By way of example, consider MIB Smithy SDK, which is written in C++ and provides SNMP and MIB features to Tcl. It is the core module of the flagship product (MIB Smithy), whose GUI and some text processing features use Tcl. But these things are not where the architecture ends. MIB Smithy (the application)'s Tcl code is comprised of many modular pieces for reuse in other future applications that might involve Tcl/Tk and may or may not have any C/C++ based internals. The SDK, too, is internally comprised of separate modules: four, actually. There's a level of architectural modularity between both the SMI database and the SNMP engine so that they could easily be made separate. But each of these are actually two modules: a core C++ library and API that is the basis for a module interfacing to Tcl for each. Why? So that it will be relatively easy when the time comes (actually I've started looking into it already) there can be versions of the SDK to link into C++ applications and versions of the SDK for other scripting languages (Python, Perl, etc). And, of course, those core C++ modules consist of other even more general-purpose modules for potential code reuse or productization.

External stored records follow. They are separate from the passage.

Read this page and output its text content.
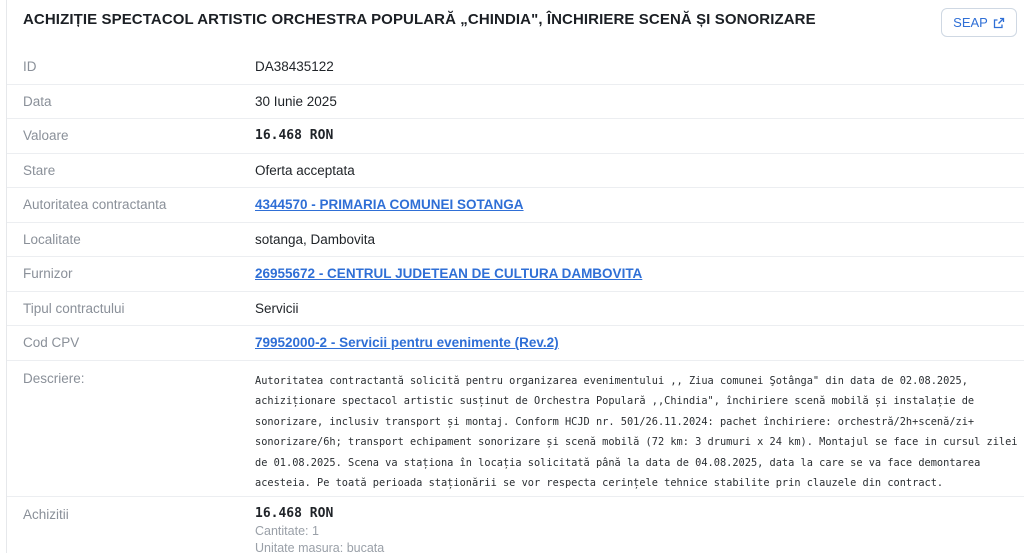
ACHIZIȚIE SPECTACOL ARTISTIC ORCHESTRA POPULARĂ „CHINDIA", ÎNCHIRIERE SCENĂ ȘI SONORIZARE	SEAP
ID	DA38435122
Data	30 Iunie 2025
Valoare	16.468 RON
Stare	Oferta acceptata
Autoritatea contractanta	4344570 - PRIMARIA COMUNEI SOTANGA
Localitate	sotanga, Dambovita
Furnizor	26955672 - CENTRUL JUDETEAN DE CULTURA DAMBOVITA
Tipul contractului	Servicii
Cod CPV	79952000-2 - Servicii pentru evenimente (Rev.2)
Descriere:	Autoritatea contractantă solicită pentru organizarea evenimentului ,, Ziua comunei Şotânga" din data de 02.08.2025, achiziționare spectacol artistic susținut de Orchestra Populară ,,Chindia", închiriere scenă mobilă și instalație de sonorizare, inclusiv transport și montaj. Conform HCJD nr. 501/26.11.2024: pachet închiriere: orchestră/2h+scenă/zi+ sonorizare/6h; transport echipament sonorizare și scenă mobilă (72 km: 3 drumuri x 24 km). Montajul se face in cursul zilei de 01.08.2025. Scena va staționa în locația solicitată până la data de 04.08.2025, data la care se va face demontarea acesteia. Pe toată perioada staționării se vor respecta cerințele tehnice stabilite prin clauzele din contract.
Achizitii	16.468 RON
Cantitate: 1
Unitate masura: bucata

In summary, the link between low level compiled languages and high level scripted languages is only part of a much bigger picture when it comes to architecture for diversity. That applies just as much to straight Tcl - which means there certainly are plenty of cases where Tcl could benefit from OOP features as much as the choice between C or C++ for a low level module. Tk widgets are very object-like*, and yet you have to go through a number of hoops to gain a similar level of objectification in plain Tcl (even for your own collections of standard widgets). Why?

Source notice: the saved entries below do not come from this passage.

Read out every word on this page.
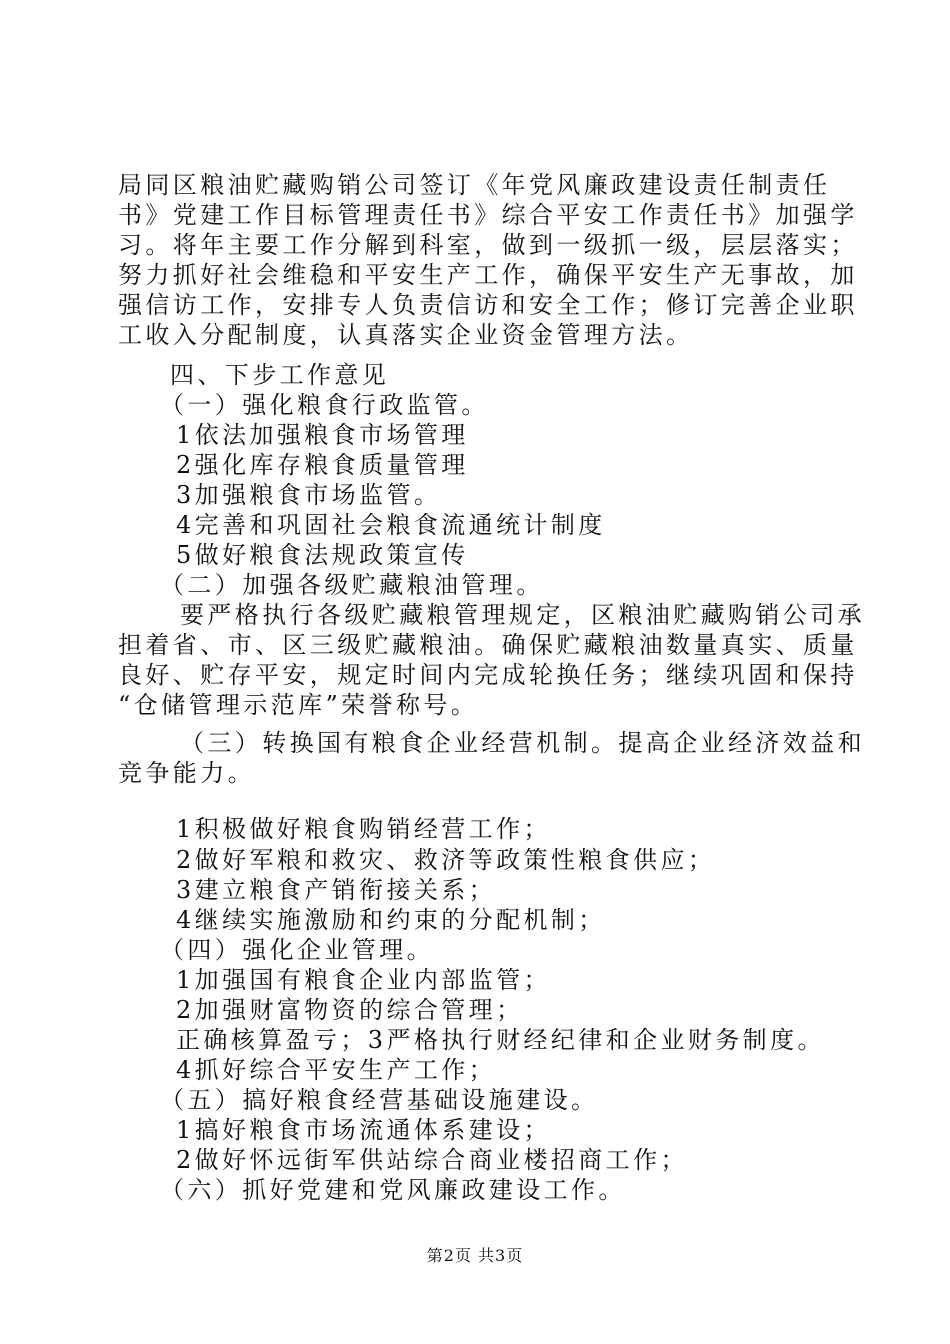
局同区粮油贮藏购销公司签订《年党风廉政建设责任制责任
书》党建工作目标管理责任书》综合平安工作责任书》加强学
习。将年主要工作分解到科室，做到一级抓一级，层层落实；
努力抓好社会维稳和平安生产工作，确保平安生产无事故，加
强信访工作，安排专人负责信访和安全工作；修订完善企业职
工收入分配制度，认真落实企业资金管理方法。
四、下步工作意见
（一）强化粮食行政监管。
1依法加强粮食市场管理
2强化库存粮食质量管理
3加强粮食市场监管。
4完善和巩固社会粮食流通统计制度
5做好粮食法规政策宣传
（二）加强各级贮藏粮油管理。
要严格执行各级贮藏粮管理规定，区粮油贮藏购销公司承
担着省、市、区三级贮藏粮油。确保贮藏粮油数量真实、质量
良好、贮存平安，规定时间内完成轮换任务；继续巩固和保持
“仓储管理示范库”荣誉称号。
（三）转换国有粮食企业经营机制。提高企业经济效益和
竞争能力。
1积极做好粮食购销经营工作；
2做好军粮和救灾、救济等政策性粮食供应；
3建立粮食产销衔接关系；
4继续实施激励和约束的分配机制；
（四）强化企业管理。
1加强国有粮食企业内部监管；
2加强财富物资的综合管理；
正确核算盈亏；3严格执行财经纪律和企业财务制度。
4抓好综合平安生产工作；
（五）搞好粮食经营基础设施建设。
1搞好粮食市场流通体系建设；
2做好怀远街军供站综合商业楼招商工作；
（六）抓好党建和党风廉政建设工作。
第2页 共3页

* Though it would be more object-like, IMHO, if geometry management - pack/grid/place/etc. - were done through the container. e.g.:
set hWndTop [toplevel]
set hWndBu [button -text "Exit" -command "exit"]
$hWndTop pack $hWndBu

But were that the case it would make adding other geometry managers a pain without other OOP features.

FW: I wasn't saying that in practice you should avoid OO when using this paradigm, but in general, and IIRC John agrees with me here, object-orientation addresses many of the same basic problems that scripting does.

DKF: Of course, it does it in a different way. This means that there's actually room for having both OO languages and scripting languages. This is a good thing. There are other useful paradigms which can help a lot with certain classes of problems, such as functional programming and logic programming. IME, it is useful for a programmer to have experience with as many different paradigms as possible, as it allows them to see more different ways of looking at a particular problem, and hopefully one in which the answer becomes fairly straight-forward.

NEM 2006-01-07: Regarding the assertion that "... to this day there is no language versatile enough to perform high-level tasks as easily as a scripting language and efficient enough to perform low-level tasks as fast as a lower-level one", it could be argued that Lisp comes close to this ideal, although Tcl still has the edge as a glue language, particularly where C is involved. Also, the text notes that "compiled" languages aren't good for descriptive tasks like defining interfaces. While this may be true for C and Java-like languages, I think the case is much harder to make for other language families, such as Lisp, ML, and Haskell. My own feeling is that the dichotomy is not fundamental, but rather it is just much easier to make two languages that concentrate on different things (e.g. one which is good at complex algorithms and data-structure work, and another which is good at runtime configuration, user interface, component integration, and networking etc) than to create a single language that excels in both areas. I also believe that many large applications written in a compiled language will end up looking like interpreters in some respects to deal with dynamic behaviour at runtime (e.g., many "compiled" language implementations now come with extensive runtime components that do various interpreter-like tasks, for instance serialisation/pickling capabilities that do interpretation and dynamic type-checking of objects arriving over a network interface).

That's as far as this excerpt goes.